In its first monetary policy easing since March, the board also agreed to similar reductions for other measures to keep market interest rates and funding costs low across the economy.
“With Australia facing a period of high unemployment, the Reserve Bank is committed to doing what it can to support the creation of jobs,” Reserve Bank governor Philip Lowe said in his post-meeting statement on Tuesday.
However, he believes the economic recovery is under way in Australia and positive economic growth is now expected in the September quarter, despite the restrictions in Victoria.
If the rate cut is passed on in full by the banks, the average monthly saving could be around $33 a month on a $400,000 loan for an owner occupier paying principal and interest.

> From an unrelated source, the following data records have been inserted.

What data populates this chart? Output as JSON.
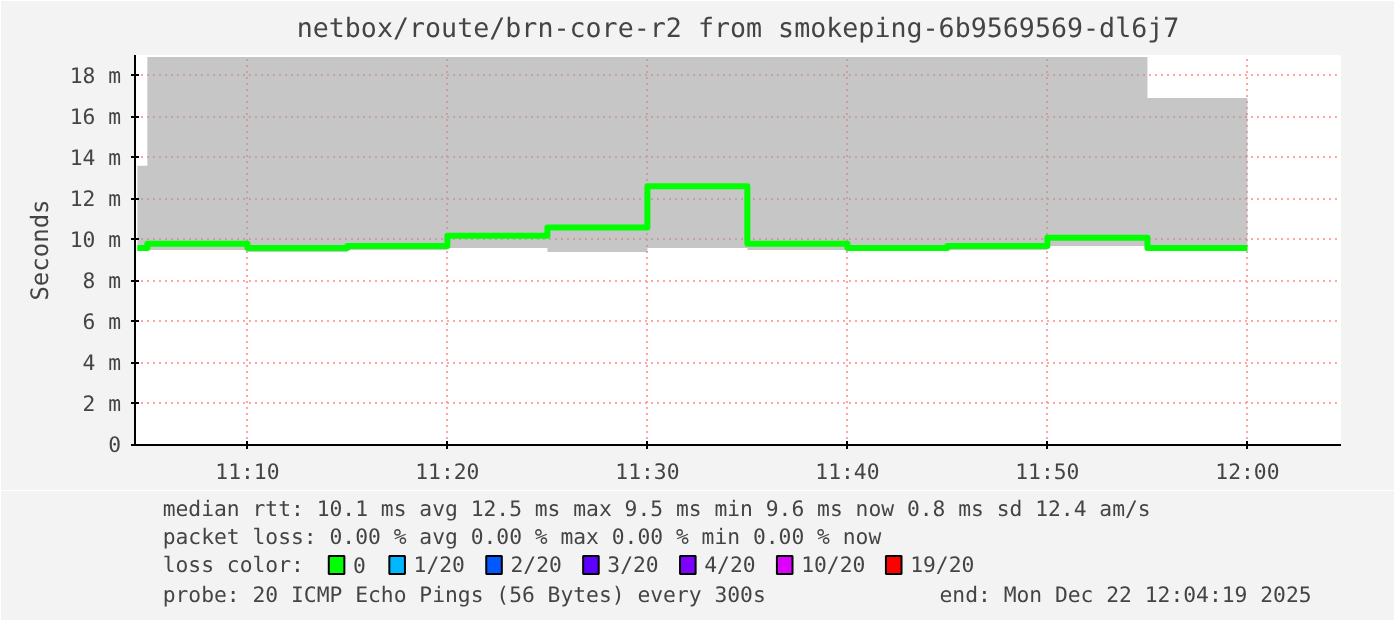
{
  "chart_data": {
    "type": "step",
    "title": "netbox/route/brn-core-r2 from smokeping-6b9569569-dl6j7",
    "ylabel": "Seconds",
    "x": [
      11.075,
      11.0833,
      11.1667,
      11.25,
      11.3333,
      11.4167,
      11.5,
      11.5833,
      11.6667,
      11.75,
      11.8333,
      11.9167,
      12.0
    ],
    "series": [
      {
        "name": "0",
        "color": "#00ff00",
        "values": [
          9.6,
          9.8,
          9.6,
          9.7,
          10.2,
          10.6,
          12.6,
          9.8,
          9.6,
          9.7,
          10.1,
          9.6,
          9.6
        ],
        "lower": [
          9.5,
          9.5,
          9.4,
          9.5,
          9.6,
          9.4,
          9.6,
          9.5,
          9.5,
          9.5,
          9.7,
          9.5,
          9.5
        ],
        "upper": [
          13.6,
          18.9,
          18.9,
          18.9,
          18.9,
          18.9,
          18.9,
          18.9,
          18.9,
          18.9,
          18.9,
          16.9,
          16.9
        ]
      },
      {
        "name": "1/20",
        "color": "#00b8ff",
        "values": [
          null,
          null,
          null,
          null,
          null,
          null,
          null,
          null,
          null,
          null,
          null,
          null,
          null
        ]
      },
      {
        "name": "2/20",
        "color": "#0059ff",
        "values": [
          null,
          null,
          null,
          null,
          null,
          null,
          null,
          null,
          null,
          null,
          null,
          null,
          null
        ]
      },
      {
        "name": "3/20",
        "color": "#5e00ff",
        "values": [
          null,
          null,
          null,
          null,
          null,
          null,
          null,
          null,
          null,
          null,
          null,
          null,
          null
        ]
      },
      {
        "name": "4/20",
        "color": "#7e00ff",
        "values": [
          null,
          null,
          null,
          null,
          null,
          null,
          null,
          null,
          null,
          null,
          null,
          null,
          null
        ]
      },
      {
        "name": "10/20",
        "color": "#dd00ff",
        "values": [
          null,
          null,
          null,
          null,
          null,
          null,
          null,
          null,
          null,
          null,
          null,
          null,
          null
        ]
      },
      {
        "name": "19/20",
        "color": "#ff0000",
        "values": [
          null,
          null,
          null,
          null,
          null,
          null,
          null,
          null,
          null,
          null,
          null,
          null,
          null
        ]
      }
    ],
    "legend_title": "loss color:",
    "legend": "bottom",
    "xlim": [
      11.073,
      12.078
    ],
    "xticks": [
      {
        "value": 11.1667,
        "label": "11:10"
      },
      {
        "value": 11.3333,
        "label": "11:20"
      },
      {
        "value": 11.5,
        "label": "11:30"
      },
      {
        "value": 11.6667,
        "label": "11:40"
      },
      {
        "value": 11.8333,
        "label": "11:50"
      },
      {
        "value": 12.0,
        "label": "12:00"
      }
    ],
    "ylim": [
      0,
      19
    ],
    "yticks": [
      0,
      {
        "value": 2,
        "label": "2 m"
      },
      {
        "value": 4,
        "label": "4 m"
      },
      {
        "value": 6,
        "label": "6 m"
      },
      {
        "value": 8,
        "label": "8 m"
      },
      {
        "value": 10,
        "label": "10 m"
      },
      {
        "value": 12,
        "label": "12 m"
      },
      {
        "value": 14,
        "label": "14 m"
      },
      {
        "value": 16,
        "label": "16 m"
      },
      {
        "value": 18,
        "label": "18 m"
      }
    ],
    "grid": true,
    "line_style": "solid",
    "marker": "none",
    "annotations": [
      "median rtt:  10.1 ms avg  12.5 ms max   9.5 ms min   9.6 ms now   0.8 ms sd  12.4   am/s",
      "packet loss: 0.00 % avg  0.00 % max  0.00 % min  0.00 % now",
      "probe:       20 ICMP Echo Pings (56 Bytes) every 300s",
      "end: Mon Dec 22 12:04:19 2025"
    ]
  }
}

The central bank also reduced its three-year bond yield target rate and its term funding facility rate for banks to 0.10 per cent from 0.25 per cent.
The Reserve Bank has also introduced a $100 billion bond program for five to 10 year maturities.
“The combination of the RBA’s bond purchases and lower interest rates across the yield curve will assist the recovery by; lowering financing costs for borrowers; contributing to a lower exchange rate than otherwise; and supporting asset prices and balance sheets,” Dr Lowe said.
The reduction in the cash rate is the first since March this year, when it was reduced twice in the month, the second coming at a special board meeting at the onset of the pandemic.